Job descriptions, especially, should be localized to the geography where a company intends to have employees. Job descriptions address two concerns that are relevant: 1) talent recruitment; and 2) employment risk administration including overtime and workers compensation insurance.

Exempt vs Non-Exempt

From an employment risk administration perspective, the job description’s first priority is to identify positions as exempt or non-exempt from overtime rules. A Google search for overtime settlements over the past year will quickly demonstrate the cost of poorly administered job descriptions. While each state’s criteria are different, California and New York tend to be the most onerous and thus provide the market standard for how these problems can be costly. Most job descriptions are relatively straightforward to identify (e.g. outside sales positions are generally exempt; clerical positions are non-exempt). However some job descriptions are not so easy to classify and require revisions in order to clearly identify them as being of exempt status. Once a position has been identified as non-exempt, the company has the obligation to pay overtime and the opportunity to create compensation structures, including travel pay and time-reporting practices, to minimize the exposure and the cost inherent in non-exempt worker administration. Failure to heed this advice is a trap for the unwary.

Classifications and Claims

Job descriptions will also influence the cost of workers compensation insurance. Workers compensation insurance uses job descriptions to categorize workers into risk classification codes. Each classification code is assigned a risk code (cost rate, essentially a percentage of gross payroll) based on the historical losses of the general risk classification in the  company. Under the best case scenario, foreign companies without a specific loss history will be assigned a rate based on the general loss history exclusively. Thus, job descriptions should be reviewed to ensure that risks (or the lack thereof) are clearly stated and communicated to the state agency that is administrating the insurance or the insurance broker who will be soliciting underwriters for a proposal.
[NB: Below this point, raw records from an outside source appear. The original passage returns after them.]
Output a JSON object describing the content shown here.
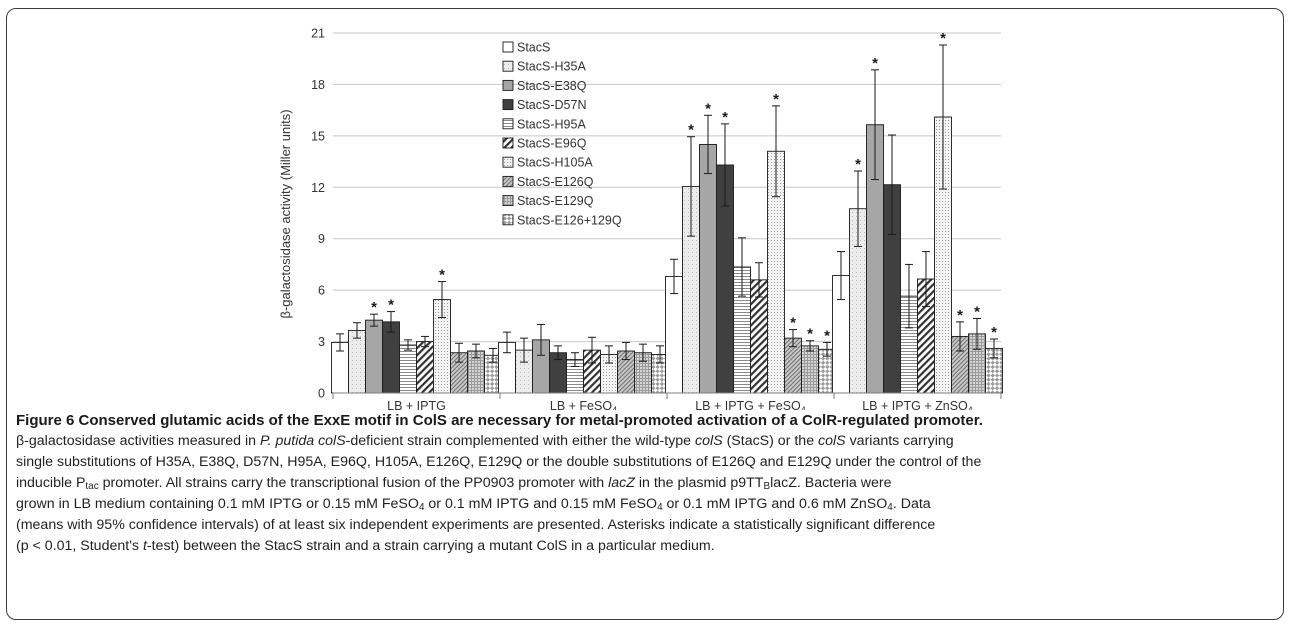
{
  "chart_data": {
    "type": "bar",
    "ylabel": "β-galactosidase activity (Miller units)",
    "xlabel": "",
    "ylim": [
      0,
      21
    ],
    "yticks": [
      0,
      3,
      6,
      9,
      12,
      15,
      18,
      21
    ],
    "grid": true,
    "legend_position": "top-left",
    "categories": [
      {
        "label": "LB + IPTG",
        "sub": ""
      },
      {
        "label": "LB + FeSO",
        "sub": "4"
      },
      {
        "label": "LB + IPTG + FeSO",
        "sub": "4"
      },
      {
        "label": "LB + IPTG + ZnSO",
        "sub": "4"
      }
    ],
    "significance_marker": "*",
    "series": [
      {
        "name": "StacS",
        "pattern": "white",
        "values": [
          2.95,
          2.95,
          6.8,
          6.85
        ],
        "err": [
          0.5,
          0.6,
          1.0,
          1.4
        ],
        "sig": [
          false,
          false,
          false,
          false
        ]
      },
      {
        "name": "StacS-H35A",
        "pattern": "lightfill",
        "values": [
          3.65,
          2.5,
          12.05,
          10.75
        ],
        "err": [
          0.45,
          0.7,
          2.9,
          2.2
        ],
        "sig": [
          false,
          false,
          true,
          true
        ]
      },
      {
        "name": "StacS-E38Q",
        "pattern": "midgray",
        "values": [
          4.25,
          3.1,
          14.5,
          15.65
        ],
        "err": [
          0.35,
          0.9,
          1.7,
          3.2
        ],
        "sig": [
          true,
          false,
          true,
          true
        ]
      },
      {
        "name": "StacS-D57N",
        "pattern": "dark",
        "values": [
          4.15,
          2.35,
          13.3,
          12.15
        ],
        "err": [
          0.6,
          0.4,
          2.4,
          2.9
        ],
        "sig": [
          true,
          false,
          true,
          false
        ]
      },
      {
        "name": "StacS-H95A",
        "pattern": "hlines",
        "values": [
          2.8,
          1.95,
          7.35,
          5.65
        ],
        "err": [
          0.3,
          0.4,
          1.7,
          1.85
        ],
        "sig": [
          false,
          false,
          false,
          false
        ]
      },
      {
        "name": "StacS-E96Q",
        "pattern": "diag",
        "values": [
          3.0,
          2.5,
          6.6,
          6.65
        ],
        "err": [
          0.3,
          0.75,
          1.0,
          1.6
        ],
        "sig": [
          false,
          false,
          false,
          false
        ]
      },
      {
        "name": "StacS-H105A",
        "pattern": "dots",
        "values": [
          5.45,
          2.25,
          14.1,
          16.1
        ],
        "err": [
          1.05,
          0.5,
          2.65,
          4.2
        ],
        "sig": [
          true,
          false,
          true,
          true
        ]
      },
      {
        "name": "StacS-E126Q",
        "pattern": "fine",
        "values": [
          2.35,
          2.45,
          3.2,
          3.3
        ],
        "err": [
          0.55,
          0.5,
          0.5,
          0.85
        ],
        "sig": [
          false,
          false,
          true,
          true
        ]
      },
      {
        "name": "StacS-E129Q",
        "pattern": "grid",
        "values": [
          2.45,
          2.35,
          2.75,
          3.45
        ],
        "err": [
          0.4,
          0.5,
          0.3,
          0.9
        ],
        "sig": [
          false,
          false,
          true,
          true
        ]
      },
      {
        "name": "StacS-E126+129Q",
        "pattern": "check",
        "values": [
          2.2,
          2.25,
          2.55,
          2.6
        ],
        "err": [
          0.4,
          0.5,
          0.4,
          0.55
        ],
        "sig": [
          false,
          false,
          true,
          true
        ]
      }
    ]
  },
  "caption": {
    "title": "Figure 6 Conserved glutamic acids of the ExxE motif in ColS are necessary for metal-promoted activation of a ColR-regulated promoter.",
    "line1": "β-galactosidase activities measured in P. putida colS-deficient strain complemented with either the wild-type colS (StacS) or the colS variants carrying",
    "line2": "single substitutions of H35A, E38Q, D57N, H95A, E96Q, H105A, E126Q, E129Q or the double substitutions of E126Q and E129Q under the control of the",
    "line3": "inducible Ptac promoter. All strains carry the transcriptional fusion of the PP0903 promoter with lacZ in the plasmid p9TTBlacZ. Bacteria were",
    "line4": "grown in LB medium containing 0.1 mM IPTG or 0.15 mM FeSO4 or 0.1 mM IPTG and 0.15 mM FeSO4 or 0.1 mM IPTG and 0.6 mM ZnSO4. Data",
    "line5": "(means with 95% confidence intervals) of at least six independent experiments are presented. Asterisks indicate a statistically significant difference",
    "line6": "(p < 0.01, Student's t-test) between the StacS strain and a strain carrying a mutant ColS in a particular medium."
  }
}
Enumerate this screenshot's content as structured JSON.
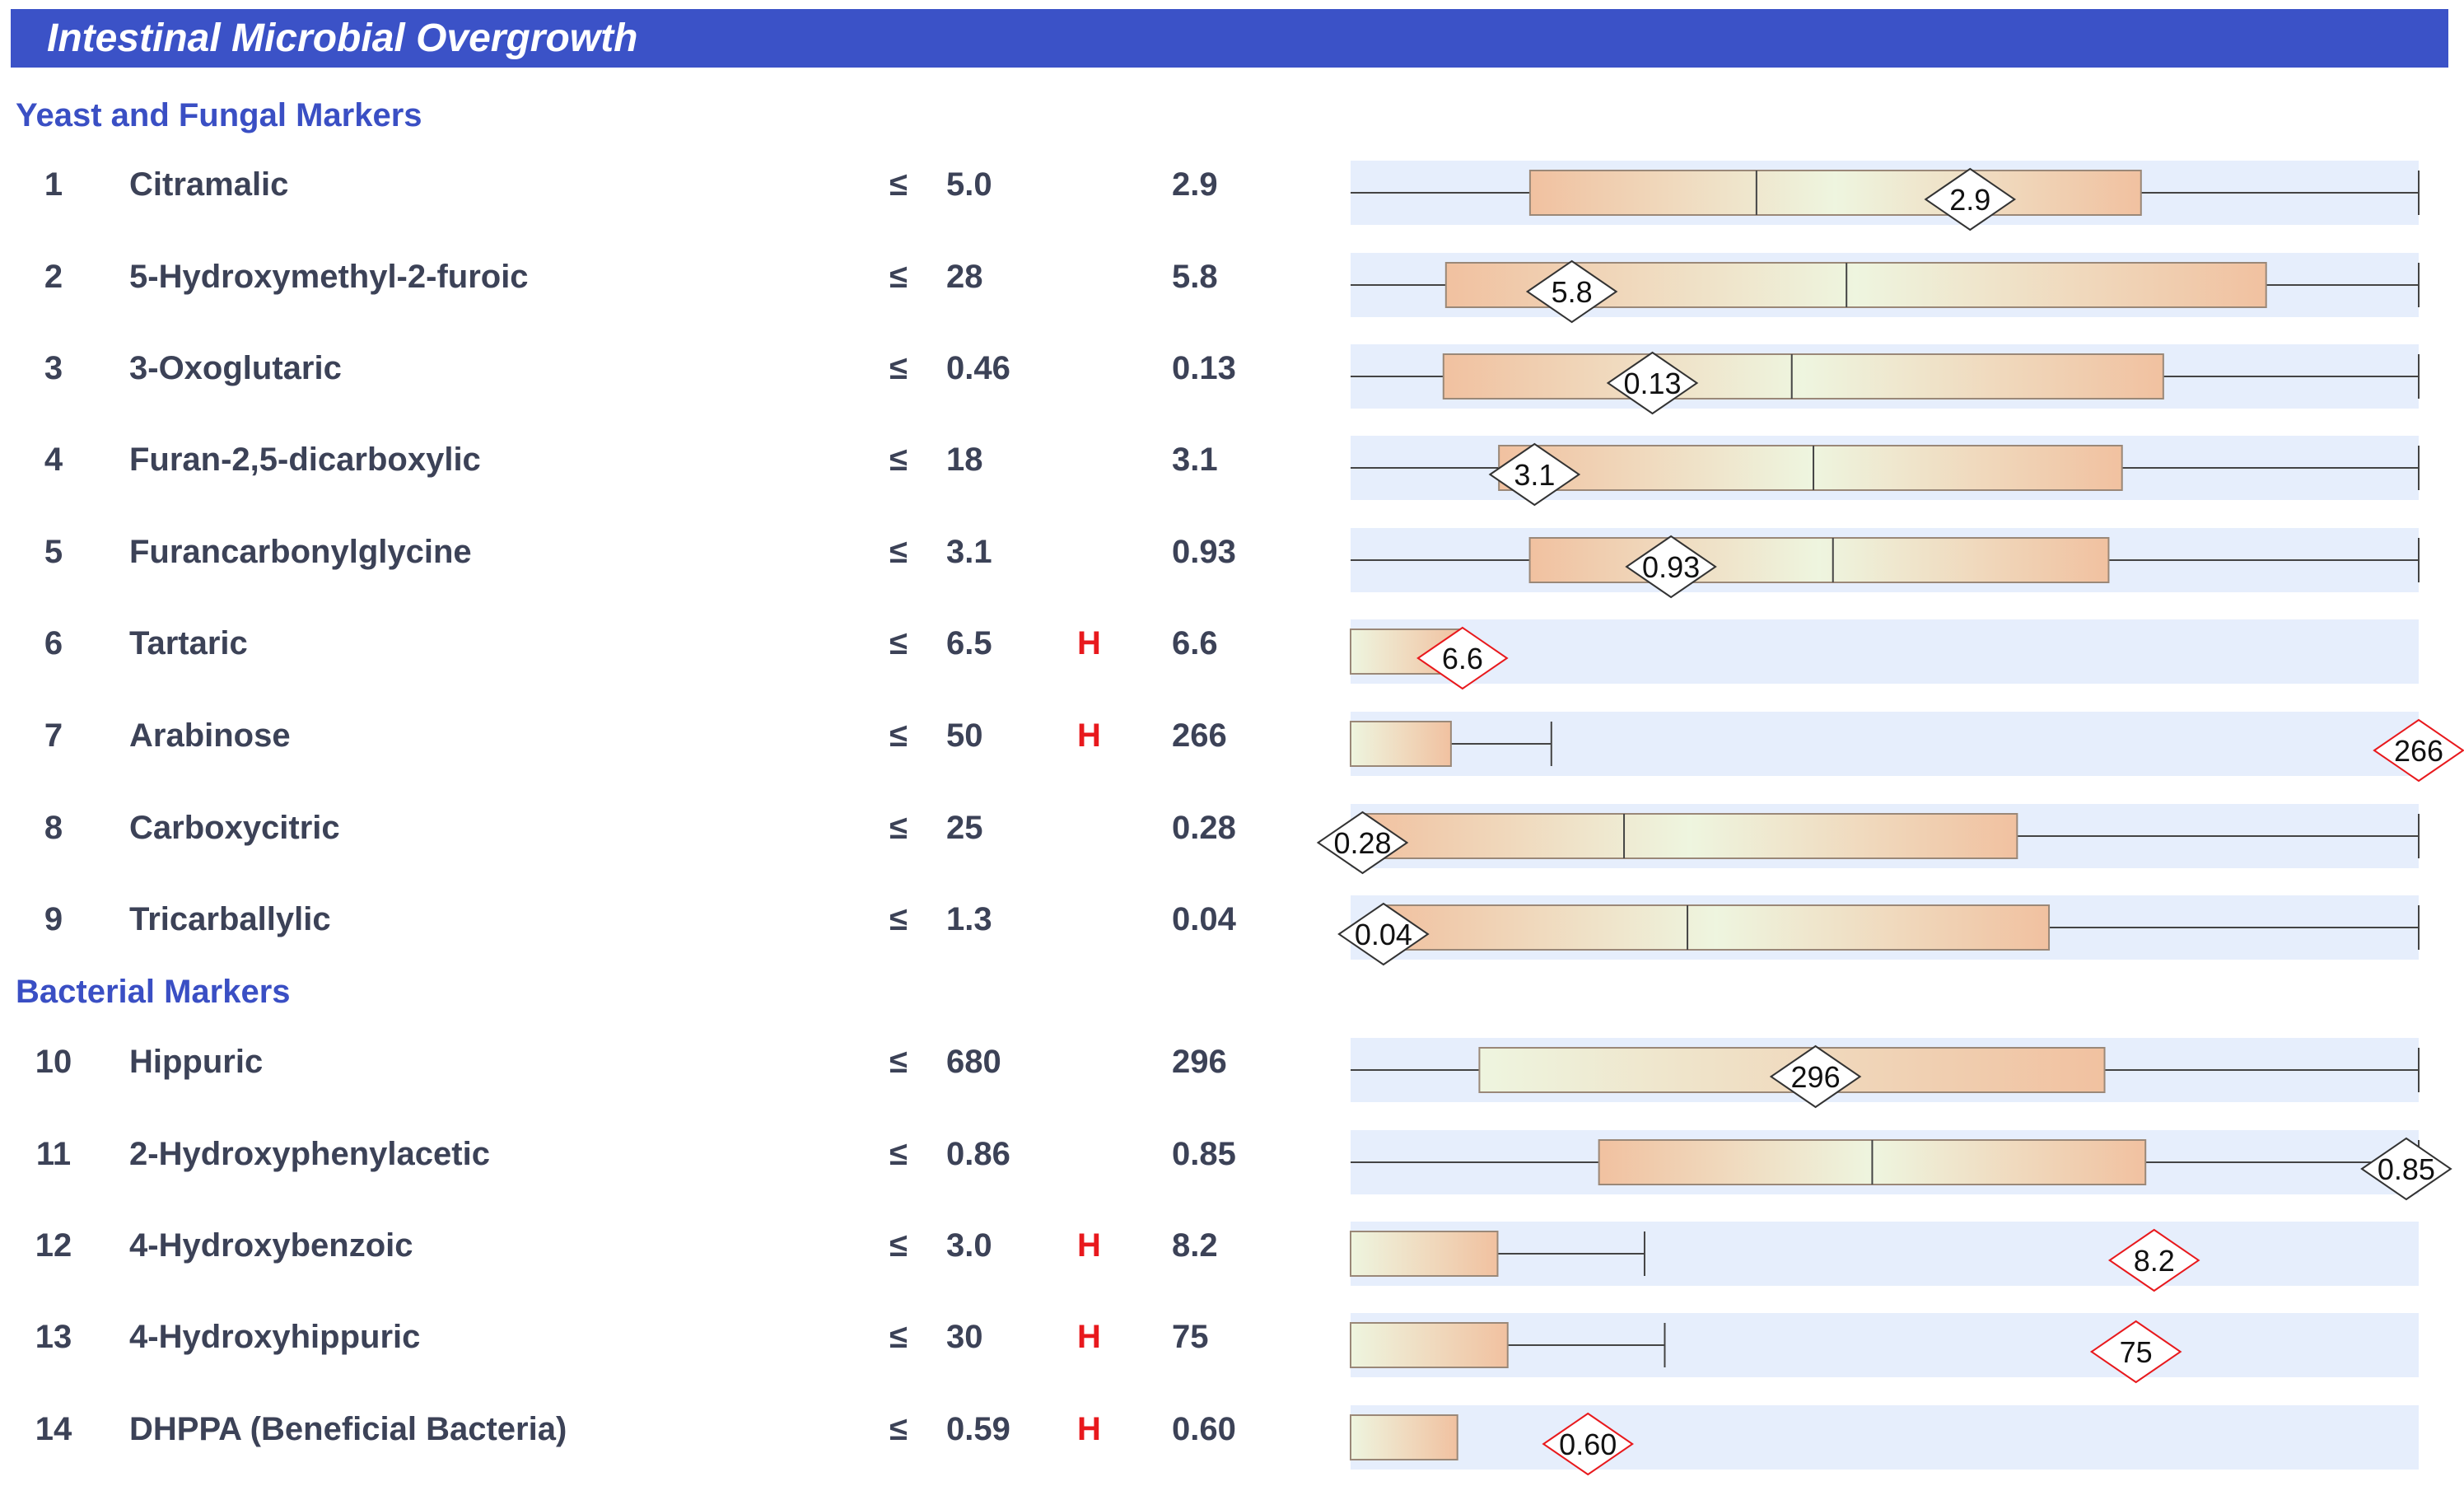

Proper classification of jobs as exempt vs. non-exempt can enable a company to avoid problems and expense and hassle of failing to pay overtime where it is called for based on job classifications. Clear precise job descriptions can make it easier for an insurance broker to properly classify positions for workers’ compensation underwriting and for a state examiner to conclude quickly that the classifications are proper. Care exercised in these activities promotes efficiency in the administration of a company’s human resources function enabling management and employees to focus on core business activities as opposed to controversies that result from improper administration of job descriptions.